Прожив долгую жизнь, внутренне они так и не смирились со своей бездетностью. Дернул же чёрт Евгению Семёновну тогда, зимой 79‑го, в страшенный мороз и гололёд, будучи на шестом месяце, отправиться с подругой в кино. Идти не хотелось, но, как всегда, было трудно отказаться. Упала она почти у подъезда – страшно ударилась затылком, так, что не спасла отлетевшая в сугроб песцовая шапка. Потеряла сознание, и сколько пролежала она на льду, одному Богу известно. У неё было сотрясение мозга, ночью начались боли и рвота. Ребёнка она потеряла. Как следствие – сильнейший стресс, депрессия, жить тогда вообще не хотелось. Вылезала из этого годами, с невероятным трудом. Усугубляло ещё и страшное чувство вины – перед младенцем, а главное, перед мужем. Забеременеть ей так больше и не удалось – сколько ни старалась, ни лечилась. Чувствовала, что муж её так и не простил, хотя сказал всего одну фразу: «Эх, Женя, Женя…»
К сорока годам, поняв окончательно, что борьба бессмысленна, робко заговорила с мужем о возможности взять младенца в детском доме. Он тяжело посмотрел на неё и сказал:
– Нет, Женя, чужого не полюблю. – И добавил: – Раньше думать надо было.
Тогда она ещё раз убедилась – не простил. Значит, не простит никогда. Жизнь была ей тягостна и порой невыносима – к чудовищной, неустанной боли прочно приклеилось чувство неизбывной вины. И каждый раз, глядя на небрежное Кларино материнство, она думала о вселенской несправедливости – такой, как эта, Бог дал двоих, а ей – ни одного. За что, Господи, за один необдуманный шаг, даже не за проступок, – и такая кара, такая непосильная плата. Ах, какой бы она могла быть матерью!
Бездетные женщины обычно испытывают к чужим отпрыскам либо полное безразличие и неприятие, либо глубокую и тщательно скрываемую нежность и жалость.
Евгения Семёновна жалела неприкаянного Клариного сына Алика, переживая и яростную обиду, и тихую скорбь, и непреодолимое желание обогреть, накормить и просто обнять, прижать к своему изболевшемуся сердцу. Пару раз, в бессонницу, ей приходила в голову дикая мысль – забрать Алика у Клары. В том, что та легко откажется от него, Евгения Семёновна практически не сомневалась. Мысленно она выстраивала свои долгие монологи, переходящие в не менее долгие диалоги с Кларой. Монологи ей казались убедительными, основанными на убеждённости в Кларином благоразумии. Аргументы были бесспорны: «Ты одна, бедствуешь, двоих тебе не поднять. Рвёшься, бедная, бьёшься. А мы – обеспеченные люди: прекрасная квартира в центре, машина, дача; да-да, конечно, у тебя тоже, но ты всё же не ровняй кирпичный дом с печкой и душем и твою, прости, Клара, развалюху. А образование? У Алика, между прочим, прекрасный слух. Музыканта, конечно, из него не выйдет, поздновато, а так, для общего образования… И библиотека у нас прекрасная. И у него будет отдельная комната».

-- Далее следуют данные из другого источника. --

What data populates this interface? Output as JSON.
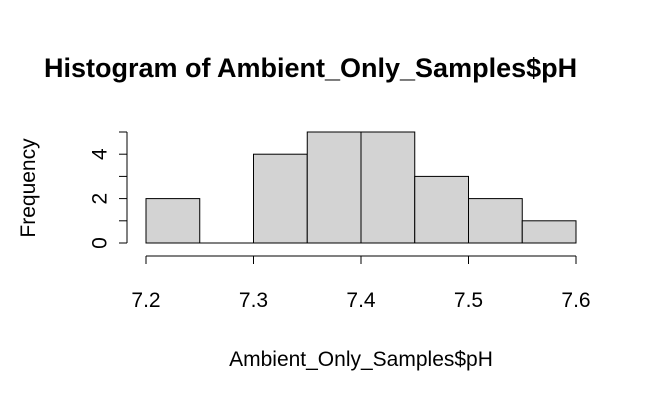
{
  "chart_data": {
    "type": "bar",
    "title": "Histogram of Ambient_Only_Samples$pH",
    "xlabel": "Ambient_Only_Samples$pH",
    "ylabel": "Frequency",
    "bins": [
      {
        "from": 7.2,
        "to": 7.25,
        "count": 2
      },
      {
        "from": 7.25,
        "to": 7.3,
        "count": 0
      },
      {
        "from": 7.3,
        "to": 7.35,
        "count": 4
      },
      {
        "from": 7.35,
        "to": 7.4,
        "count": 5
      },
      {
        "from": 7.4,
        "to": 7.45,
        "count": 5
      },
      {
        "from": 7.45,
        "to": 7.5,
        "count": 3
      },
      {
        "from": 7.5,
        "to": 7.55,
        "count": 2
      },
      {
        "from": 7.55,
        "to": 7.6,
        "count": 1
      }
    ],
    "xlim": [
      7.2,
      7.6
    ],
    "ylim": [
      0,
      5
    ],
    "x_ticks": [
      "7.2",
      "7.3",
      "7.4",
      "7.5",
      "7.6"
    ],
    "y_ticks": [
      "0",
      "2",
      "4"
    ],
    "y_minor_ticks": [
      1,
      3,
      5
    ],
    "bar_color": "#d3d3d3",
    "grid": false
  }
}
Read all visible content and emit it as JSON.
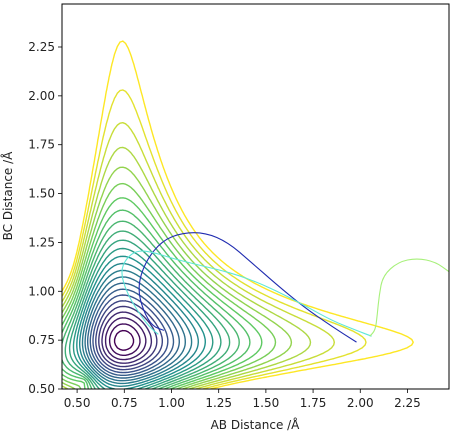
{
  "chart_data": {
    "type": "contour",
    "title": "",
    "xlabel": "AB Distance /Å",
    "ylabel": "BC Distance /Å",
    "xlim": [
      0.42,
      2.47
    ],
    "ylim": [
      0.5,
      2.47
    ],
    "xticks": [
      0.5,
      0.75,
      1.0,
      1.25,
      1.5,
      1.75,
      2.0,
      2.25
    ],
    "xtick_labels": [
      "0.50",
      "0.75",
      "1.00",
      "1.25",
      "1.50",
      "1.75",
      "2.00",
      "2.25"
    ],
    "yticks": [
      0.5,
      0.75,
      1.0,
      1.25,
      1.5,
      1.75,
      2.0,
      2.25
    ],
    "ytick_labels": [
      "0.50",
      "0.75",
      "1.00",
      "1.25",
      "1.50",
      "1.75",
      "2.00",
      "2.25"
    ],
    "grid": false,
    "colormap": "viridis",
    "contour_levels": 25,
    "trajectories": [
      {
        "color": "#1f2bb0",
        "points": [
          [
            1.98,
            0.74
          ],
          [
            1.85,
            0.82
          ],
          [
            1.7,
            0.92
          ],
          [
            1.55,
            1.04
          ],
          [
            1.42,
            1.15
          ],
          [
            1.3,
            1.25
          ],
          [
            1.18,
            1.3
          ],
          [
            1.06,
            1.3
          ],
          [
            0.95,
            1.26
          ],
          [
            0.86,
            1.15
          ],
          [
            0.82,
            1.02
          ],
          [
            0.85,
            0.9
          ],
          [
            0.9,
            0.82
          ],
          [
            0.96,
            0.8
          ]
        ]
      },
      {
        "color": "#5ee8d8",
        "points": [
          [
            2.06,
            0.77
          ],
          [
            1.98,
            0.8
          ],
          [
            1.85,
            0.85
          ],
          [
            1.72,
            0.92
          ],
          [
            1.58,
            0.99
          ],
          [
            1.47,
            1.04
          ],
          [
            1.36,
            1.08
          ],
          [
            1.25,
            1.11
          ],
          [
            1.12,
            1.14
          ],
          [
            1.0,
            1.17
          ],
          [
            0.9,
            1.2
          ],
          [
            0.82,
            1.21
          ],
          [
            0.76,
            1.17
          ],
          [
            0.73,
            1.1
          ],
          [
            0.76,
            1.0
          ],
          [
            0.82,
            0.9
          ],
          [
            0.88,
            0.82
          ],
          [
            0.93,
            0.78
          ]
        ]
      },
      {
        "color": "#a7f07a",
        "points": [
          [
            2.47,
            1.1
          ],
          [
            2.4,
            1.15
          ],
          [
            2.3,
            1.17
          ],
          [
            2.2,
            1.15
          ],
          [
            2.12,
            1.08
          ],
          [
            2.1,
            0.98
          ],
          [
            2.09,
            0.88
          ],
          [
            2.08,
            0.8
          ],
          [
            2.05,
            0.77
          ]
        ]
      }
    ]
  }
}
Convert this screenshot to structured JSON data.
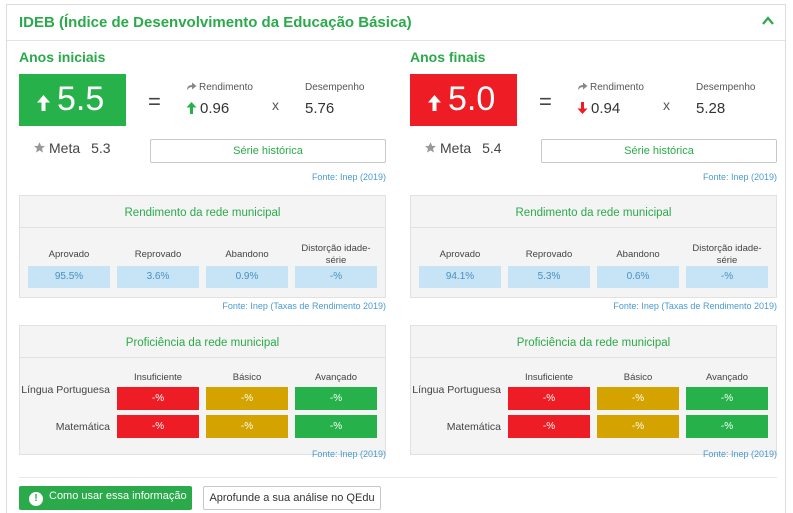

Словом, все «за». Евгения Семёновна представляла удивлённое Кларино лицо. Скорее всего, она не согласится сразу, нет, конечно, Клара расчётлива и примитивно хитра. Наверняка сначала схамит – типа, в своём ли вы уме, Евгения Семёновна? А потом придёт в себя, подумает, прикинет выгоду от этого предприятия и наверняка согласится.
На самый крайний случай у Евгении Семёновны имелся последний довод склонить соседку на сделку – старинная наследная брошь, даже не брошь, а какой-то орден, что ли, в общем, звезда, острые лучи которой были плотно усеяны разной величины бриллиантами, а в середине располагался довольно крупный кровавый рубин. Звезду эту перед смертью ей сунула тётушка, сестра матери, за которой Евгения Семёновна ходила последние три года перед её смертью. От мужа она этот подарок утаила и из-за этого тоже умудрялась страдать. Но сильнее оказалась постоянно точившая мысль, что в конце концов, по всей логике, он всё же её бросит, уйдёт, заведёт себе ребёнка на стороне, непременно уйдёт. А эта цацка – всё же кусок хлеба на чёрный день, на одинокую старость. Вполне себе оправдание. Теперь она думала, что предложит Кларе эту самую звезду, та, конечно, не сможет отказаться – такое богатство! Инночкино приданое.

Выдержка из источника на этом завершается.